Rethinking How We Think About Urban Ecosystems

E&E professor Luis Bettencourt on developing more livable, sustainable cities

As the world continues to rapidly urbanize, in a few decades we will find ourselves inhabiting a “planet of cities” that are larger and more complex than ever before. How to better plan and develop cities so that they truly meet the needs of diverse populations, at the same time minimizing their impact on the environment, is therefore crucial and urgent. In a recent paper, E&E Professor Luis Bettencourt explores how we can work towards these goals with new conceptual and analytical tools, using science-based approaches to make cities more livable and sustainable.

In a paper entitled “Emerging Scientific Frameworks and Tools for Sustainable Cities”, published recently in the International Journal on Smart and Sustainable Cities, Professor Bettencourt examines the “uneasy discipline” of urban planning, which in the past has often offered utopian visions of cities based on simplistic concepts rather than “empirical realities of existing and past cities”. He highlights a new way of thinking about urban improvement that begins with a scientific attitude towards cities and a better understanding of their underlying processes. To this end, he examines two analytical tools: the ego-network of functions for person-centric city design, and the circular diagram of urban material flows for more circular economies and sustainable cities.

The ego-network of functions visualizes the accessibility of all the functions that fulfill a person’s needs. Reflecting the heterogeneity of cities, agents at the center of the network can be changed to “provide a diversity of tests on urban equity and livability.” The cumulative data can inform urban planners where public intervention is necessary to improve the quality/quantity of functions to better serve the varied needs of urban populations.

A circularity diagram of urban material flows visualizes a city’s intake of energy and materials and output of waste or carbon and environmental impact. It shows the network processes involved in creating circular urban economies and achieving sustainability. The agent at the center of the diagram can be a city, but could also be a household, a firm, or even a neighborhood community. The point is to have an analytical tool for material and energy flows that can be performed around any city, with the ultimate goal of containing such flows more locally to create more sustainable cities that “do not degrade external ecosystems as sources of materials or change the Earth’s atmosphere as a sink for pollutants, such as CO2.”
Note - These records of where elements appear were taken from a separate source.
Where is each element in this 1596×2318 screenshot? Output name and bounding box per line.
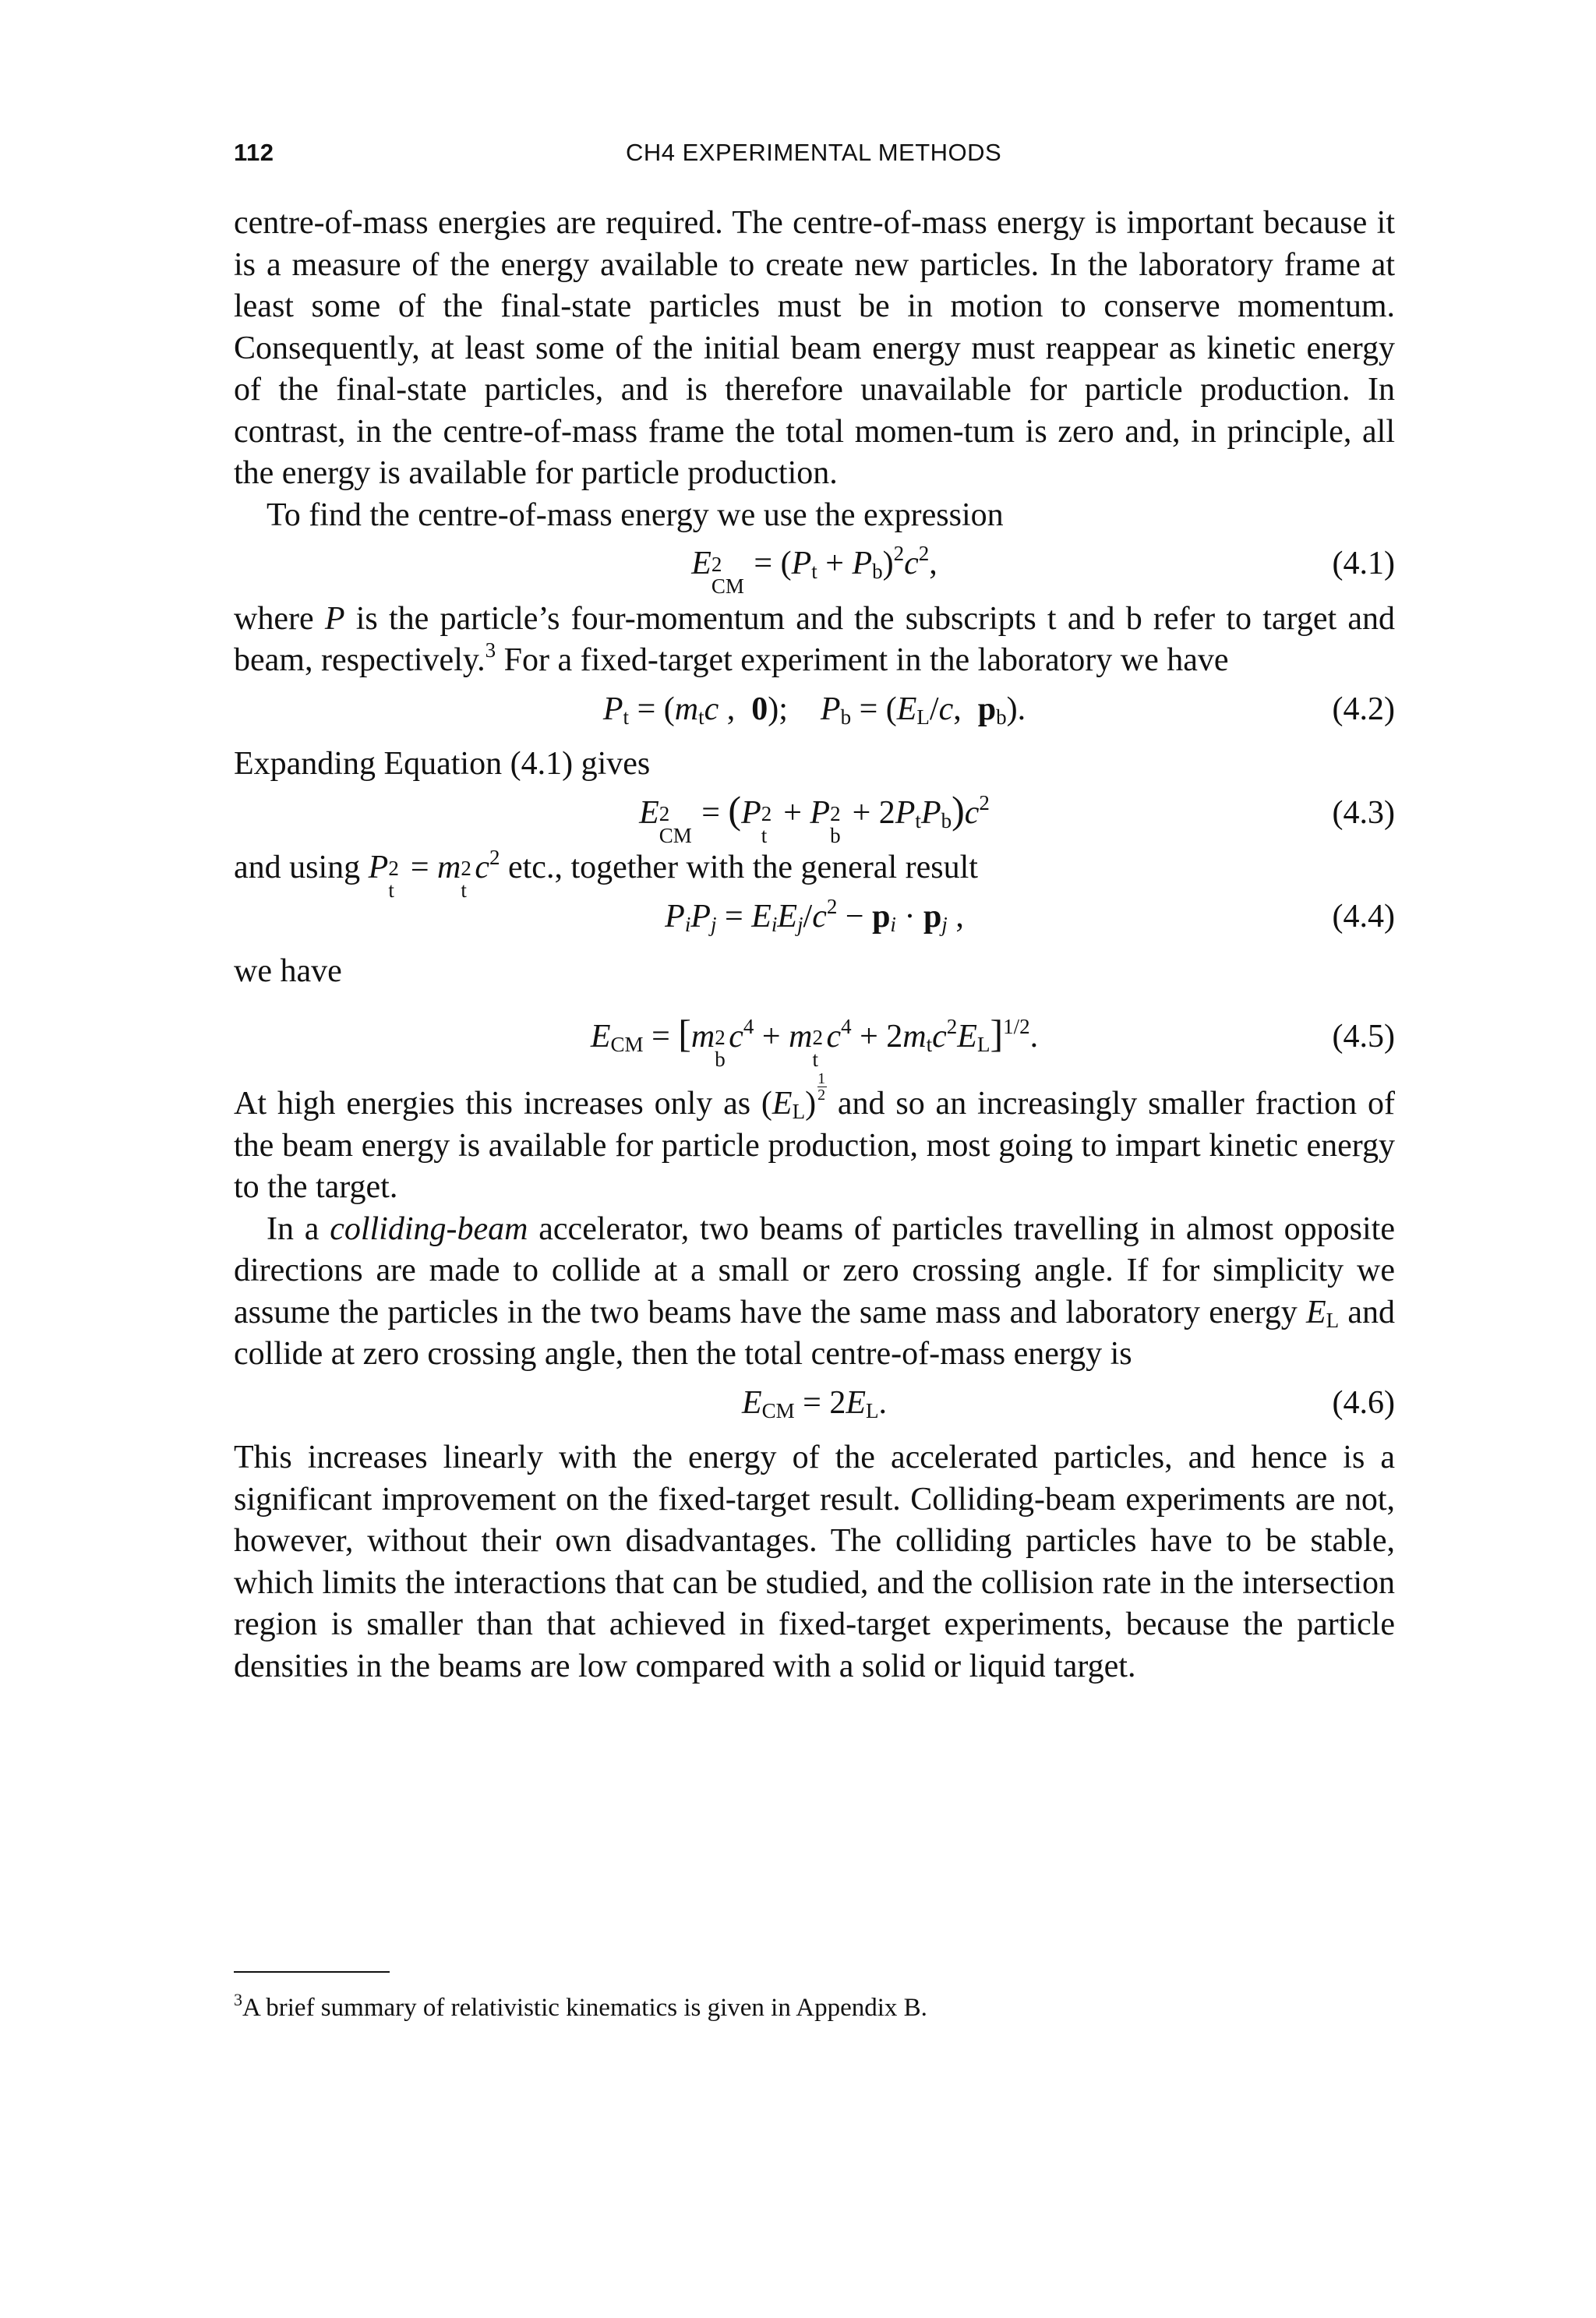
chapter-title: CH4 EXPERIMENTAL METHODS [626,139,1002,166]
paragraph-4: Expanding Equation (4.1) gives [234,746,651,782]
paragraph-3: where P is the particle’s four-momentum and the subscripts t and b refer to target and beam, respectively.$^3$ For a fixed-target experiment in the laboratory we have [234,600,1395,678]
paragraph-2: To find the centre-of-mass energy we use the expression [267,496,1004,533]
equation-number: (4.1) [1332,546,1395,581]
footnote-rule [234,1971,390,1973]
footnote [234,1992,1395,2023]
main-text [234,203,1395,1687]
equation-number: (4.3) [1332,794,1395,831]
equation-number: (4.2) [1332,691,1395,727]
paragraph-7: At high energies this increases only as $(E_L)$ $\frac{1}{2}$ and so an increasingly smaller fraction of the beam energy is available for particle production, most going to impart kinetic energy to the target. [234,1070,1395,1205]
equation-number: (4.4) [1332,898,1395,935]
running-head [234,139,1395,170]
equation-4-1 [234,542,1395,598]
equation-4-2-expression: $P_t = (m_tc$ , 0); $P_b = (E_L/c$, $p_b$). [602,691,1026,729]
paragraph-5: and using P 2 t = m 2 t $c^2$ etc., together with the general result [234,846,978,902]
paragraph-8: In a colliding-beam accelerator, two beams of particles travelling in almost opposite directions are made to collide at a small or zero crossing angle. If for simplicity we assume the particles in the two beams have the same mass and laboratory energy $E_L$ and collide at zero crossing angle, then the total centre-of-mass energy is [234,1210,1395,1372]
footnote-number: 3 [234,1990,242,2009]
footnote-text: A brief summary of relativistic kinematics is given in Appendix B. [242,1994,927,2022]
equation-4-6-expression: $E_{CM} = 2E_L$. [741,1384,888,1422]
equation-4-3 [234,787,1395,847]
equation-4-5 [234,1011,1395,1071]
paragraph-1: centre-of-mass energies are required. The centre-of-mass energy is important because it is a measure of the energy available to create new particles. In the laboratory frame at least some of the final-state particles must be in motion to conserve momentum. Consequently, at least some of the initial beam energy must reappear as kinetic energy of the final-state particles, and is therefore unavailable for particle production. In contrast, in the centre-of-mass frame the total momen-tum is zero and, in principle, all the energy is available for particle production. [234,205,1395,491]
equation-4-3-expression: E 2 CM = (P 2 t + P 2 b + $2P_tP_b)c^2$ [639,787,990,847]
paragraph-9: This increases linearly with the energy of the accelerated particles, and hence is a significant improvement on the fixed-target result. Colliding-beam experiments are not, however, without their own disadvantages. The colliding particles have to be stable, which limits the interactions that can be studied, and the collision rate in the intersection region is smaller than that achieved in fixed-target experiments, because the particle densities in the beams are low compared with a solid or liquid target. [234,1440,1395,1684]
equation-4-4 [234,896,1395,938]
equation-4-5-expression: $E_{CM} = [m$ 2 b $c^4 + m$ 2 t $c^4 + 2m_tc^2E_L]^{1/2}$. [590,1011,1039,1071]
equation-4-4-expression: $P_iP_j = E_iE_j/c^2 - p_i \cdot p_j$ , [665,894,964,936]
paragraph-6: we have [234,953,342,989]
equation-number: (4.5) [1332,1018,1395,1055]
equation-4-6 [234,1383,1395,1425]
page-number: 112 [234,139,274,166]
footnote-marker: 3 [485,638,496,662]
equation-number: (4.6) [1332,1384,1395,1421]
equation-4-1-expression: E 2 CM = $(P_t + P_b)^2c^2$, [691,542,937,598]
equation-4-2 [234,689,1395,731]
The thinking behind such tools reflects a new mindset in considering cities and how to make them better. Namely it calls for a scientific approach to all the data that is available from cities around the world, building up knowledge over time that contribute to methods and analytical tools to help create more livable, equitable, and sustainable cities for the future. As the paper concludes, this “analytical approach supports a practice of planning that must become rich in evidence, driven by hypotheses, and subject to empirical testing, bringing the logic of science and the ability to learn cumulatively to urban practice in a way that has so far been uncommon.”